Data Sets Descriptions
The data used for the coursework is marketing campaign dataset based on a case of a retailer company. The primary objective of your work is to prepare data for further data mining and analysis.
The detailed data description of those data files is given below:
Marketing campaign data.csv
The data set contains 1500 customer records. Each record consists of 19 variables, which includes socio-demographic and product ownership information.
·To understand and describe the data sets are and characteristics of each attribute.
·Write Python programs to reduce variables (e.g remove variables with no influences on the target variable and COMMENTS which requires dedicated text mining tools)
·Write Python programs to clean data (e.g remove record with missing values)
·Write Python programs to transform variable into the following:
a)CUST_GENDER into binary F - 2, M -1
b)COUNTRY_NAME into ordinal number based on their occurrence in the data set in ascending order.
c)CUST_INCOME_LEVEL into 4 ordinal numbers 1 – low income (below 50,000), 2 – middle income(50,000 - 149,999), 3 – high income (150,000 - 299,999), 4 – super rich
d)EDUCATION into ordinal numbers based on USA education level in ascending order.
e)HOUSEHOLD_SIZE into ordinal numbers based on room number.
·Write a Python program to show summary statistics of sum, mean, standard deviation, skewness, and kurtosis of all variables.
·Write a Python program to calculate and show correlation of each variable with the target variable
·Write a Python program to calculate Euclidean distance between two user chosen customers.
·Write a Python program to show histogram plot with multiple subplots of any two user chosen variables.

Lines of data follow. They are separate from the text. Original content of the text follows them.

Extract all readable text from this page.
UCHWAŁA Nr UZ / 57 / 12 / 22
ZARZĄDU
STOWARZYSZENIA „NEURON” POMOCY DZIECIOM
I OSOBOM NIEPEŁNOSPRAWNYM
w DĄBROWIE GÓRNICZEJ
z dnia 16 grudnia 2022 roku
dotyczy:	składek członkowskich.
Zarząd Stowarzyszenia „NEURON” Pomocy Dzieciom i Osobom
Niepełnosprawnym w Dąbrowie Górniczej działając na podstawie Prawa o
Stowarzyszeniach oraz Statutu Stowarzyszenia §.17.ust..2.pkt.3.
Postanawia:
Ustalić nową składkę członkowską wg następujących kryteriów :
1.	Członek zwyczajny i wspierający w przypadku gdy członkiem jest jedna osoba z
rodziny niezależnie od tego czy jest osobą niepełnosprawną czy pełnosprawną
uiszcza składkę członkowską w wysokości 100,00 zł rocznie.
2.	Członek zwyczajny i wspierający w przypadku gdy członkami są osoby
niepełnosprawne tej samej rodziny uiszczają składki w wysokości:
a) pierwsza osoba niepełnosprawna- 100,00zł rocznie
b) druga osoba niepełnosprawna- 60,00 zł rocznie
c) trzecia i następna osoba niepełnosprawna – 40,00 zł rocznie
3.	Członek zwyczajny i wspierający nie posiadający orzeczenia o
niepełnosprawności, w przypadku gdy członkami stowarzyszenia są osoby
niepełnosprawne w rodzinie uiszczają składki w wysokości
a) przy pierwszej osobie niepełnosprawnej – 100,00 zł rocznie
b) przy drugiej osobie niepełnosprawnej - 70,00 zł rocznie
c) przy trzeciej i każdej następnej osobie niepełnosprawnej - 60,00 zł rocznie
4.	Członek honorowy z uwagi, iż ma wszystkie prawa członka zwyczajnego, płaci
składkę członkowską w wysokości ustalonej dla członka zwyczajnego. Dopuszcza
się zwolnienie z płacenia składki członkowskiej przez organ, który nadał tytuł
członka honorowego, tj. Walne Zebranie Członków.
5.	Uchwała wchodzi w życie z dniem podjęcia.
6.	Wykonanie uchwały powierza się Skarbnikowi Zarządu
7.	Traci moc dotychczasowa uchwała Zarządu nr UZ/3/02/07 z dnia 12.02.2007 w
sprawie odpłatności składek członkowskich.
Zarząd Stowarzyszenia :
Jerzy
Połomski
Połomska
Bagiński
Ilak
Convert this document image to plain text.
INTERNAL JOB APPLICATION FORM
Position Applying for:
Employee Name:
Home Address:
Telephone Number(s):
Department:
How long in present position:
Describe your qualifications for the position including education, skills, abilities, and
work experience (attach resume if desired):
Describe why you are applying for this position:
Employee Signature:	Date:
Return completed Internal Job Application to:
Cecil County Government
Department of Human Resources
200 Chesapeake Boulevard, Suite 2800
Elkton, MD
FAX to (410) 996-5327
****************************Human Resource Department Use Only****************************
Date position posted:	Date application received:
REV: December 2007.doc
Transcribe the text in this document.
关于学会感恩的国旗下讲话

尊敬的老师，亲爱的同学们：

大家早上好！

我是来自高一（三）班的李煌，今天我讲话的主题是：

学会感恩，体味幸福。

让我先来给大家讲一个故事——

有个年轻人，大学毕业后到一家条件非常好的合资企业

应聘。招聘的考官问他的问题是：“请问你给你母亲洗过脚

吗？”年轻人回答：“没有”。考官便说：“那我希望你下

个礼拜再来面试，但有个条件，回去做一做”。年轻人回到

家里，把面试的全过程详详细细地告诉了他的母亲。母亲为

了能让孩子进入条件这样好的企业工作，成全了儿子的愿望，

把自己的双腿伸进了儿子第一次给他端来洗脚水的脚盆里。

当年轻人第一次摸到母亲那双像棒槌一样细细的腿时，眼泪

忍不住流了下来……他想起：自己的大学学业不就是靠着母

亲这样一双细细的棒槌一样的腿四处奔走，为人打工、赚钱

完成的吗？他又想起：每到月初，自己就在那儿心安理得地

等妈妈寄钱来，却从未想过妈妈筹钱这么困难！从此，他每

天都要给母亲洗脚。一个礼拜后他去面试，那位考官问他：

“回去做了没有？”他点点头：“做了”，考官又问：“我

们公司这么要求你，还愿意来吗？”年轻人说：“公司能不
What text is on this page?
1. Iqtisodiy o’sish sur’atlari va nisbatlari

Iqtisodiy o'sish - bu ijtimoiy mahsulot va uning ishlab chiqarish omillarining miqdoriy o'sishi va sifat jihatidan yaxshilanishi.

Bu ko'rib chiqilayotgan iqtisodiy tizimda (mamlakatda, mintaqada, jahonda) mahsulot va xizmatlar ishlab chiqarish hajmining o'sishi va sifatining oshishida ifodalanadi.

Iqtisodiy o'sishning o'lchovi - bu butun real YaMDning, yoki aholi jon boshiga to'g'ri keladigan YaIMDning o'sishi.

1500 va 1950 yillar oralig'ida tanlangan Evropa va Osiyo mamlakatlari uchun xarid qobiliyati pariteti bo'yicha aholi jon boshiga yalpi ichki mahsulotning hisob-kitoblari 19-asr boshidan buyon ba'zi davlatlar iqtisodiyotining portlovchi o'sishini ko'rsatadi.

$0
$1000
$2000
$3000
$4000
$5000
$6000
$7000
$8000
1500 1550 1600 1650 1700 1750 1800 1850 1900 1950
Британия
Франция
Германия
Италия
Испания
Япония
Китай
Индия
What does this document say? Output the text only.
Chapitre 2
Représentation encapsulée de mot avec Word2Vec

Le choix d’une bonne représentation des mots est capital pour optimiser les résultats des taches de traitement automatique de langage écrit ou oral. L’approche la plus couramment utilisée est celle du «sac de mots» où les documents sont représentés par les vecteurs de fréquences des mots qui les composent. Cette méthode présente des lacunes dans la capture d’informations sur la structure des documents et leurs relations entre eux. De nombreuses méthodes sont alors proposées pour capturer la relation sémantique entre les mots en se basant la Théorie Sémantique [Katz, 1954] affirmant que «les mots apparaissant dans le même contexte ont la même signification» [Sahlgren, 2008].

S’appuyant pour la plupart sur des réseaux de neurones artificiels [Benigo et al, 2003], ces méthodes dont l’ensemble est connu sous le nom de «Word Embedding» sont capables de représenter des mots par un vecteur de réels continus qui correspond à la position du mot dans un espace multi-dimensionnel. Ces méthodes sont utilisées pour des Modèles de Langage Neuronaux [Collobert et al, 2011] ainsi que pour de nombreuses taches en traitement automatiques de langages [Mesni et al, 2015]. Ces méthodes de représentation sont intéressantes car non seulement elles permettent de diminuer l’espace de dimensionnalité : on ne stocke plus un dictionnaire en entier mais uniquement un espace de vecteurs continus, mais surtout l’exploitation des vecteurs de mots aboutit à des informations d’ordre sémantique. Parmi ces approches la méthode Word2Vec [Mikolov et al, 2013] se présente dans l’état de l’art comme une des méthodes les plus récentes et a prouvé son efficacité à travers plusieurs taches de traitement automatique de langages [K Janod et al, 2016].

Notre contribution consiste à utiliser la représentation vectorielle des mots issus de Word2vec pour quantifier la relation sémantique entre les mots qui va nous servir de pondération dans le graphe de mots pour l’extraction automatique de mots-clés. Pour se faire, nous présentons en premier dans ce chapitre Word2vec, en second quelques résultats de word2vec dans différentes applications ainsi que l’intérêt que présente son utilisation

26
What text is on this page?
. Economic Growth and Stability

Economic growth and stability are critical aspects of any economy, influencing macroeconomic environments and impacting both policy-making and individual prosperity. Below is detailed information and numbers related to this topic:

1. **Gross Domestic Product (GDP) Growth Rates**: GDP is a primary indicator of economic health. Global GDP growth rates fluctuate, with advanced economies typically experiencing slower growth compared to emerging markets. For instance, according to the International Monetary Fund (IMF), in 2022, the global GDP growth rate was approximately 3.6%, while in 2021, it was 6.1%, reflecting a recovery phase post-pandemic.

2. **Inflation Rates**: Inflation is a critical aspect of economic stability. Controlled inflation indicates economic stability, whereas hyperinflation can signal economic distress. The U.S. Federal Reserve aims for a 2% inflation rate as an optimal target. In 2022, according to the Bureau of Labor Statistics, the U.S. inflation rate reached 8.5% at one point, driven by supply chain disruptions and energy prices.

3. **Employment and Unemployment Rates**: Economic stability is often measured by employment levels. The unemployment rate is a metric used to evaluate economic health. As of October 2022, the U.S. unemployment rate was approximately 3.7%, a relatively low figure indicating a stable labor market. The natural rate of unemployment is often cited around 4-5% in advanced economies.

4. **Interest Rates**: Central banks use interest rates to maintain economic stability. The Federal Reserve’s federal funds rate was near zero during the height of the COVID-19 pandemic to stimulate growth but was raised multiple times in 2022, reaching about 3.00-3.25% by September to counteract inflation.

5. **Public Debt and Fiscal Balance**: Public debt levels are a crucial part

·Write a Python program to show “X and Y keywords” plot for any two user chosen variables
Build two Predictive Models to predict AFFINITY_CARD taken in the marketing campaign with Python using the prepared data.
6.Discussion and reflection of the work
7.Professional document organisation and presentation
All Python programs should written in Python version 3.x and have screen shots of testing, results with brief discussion and justification in the technical report. Python codes should include adequate comments and saved in .py file(s).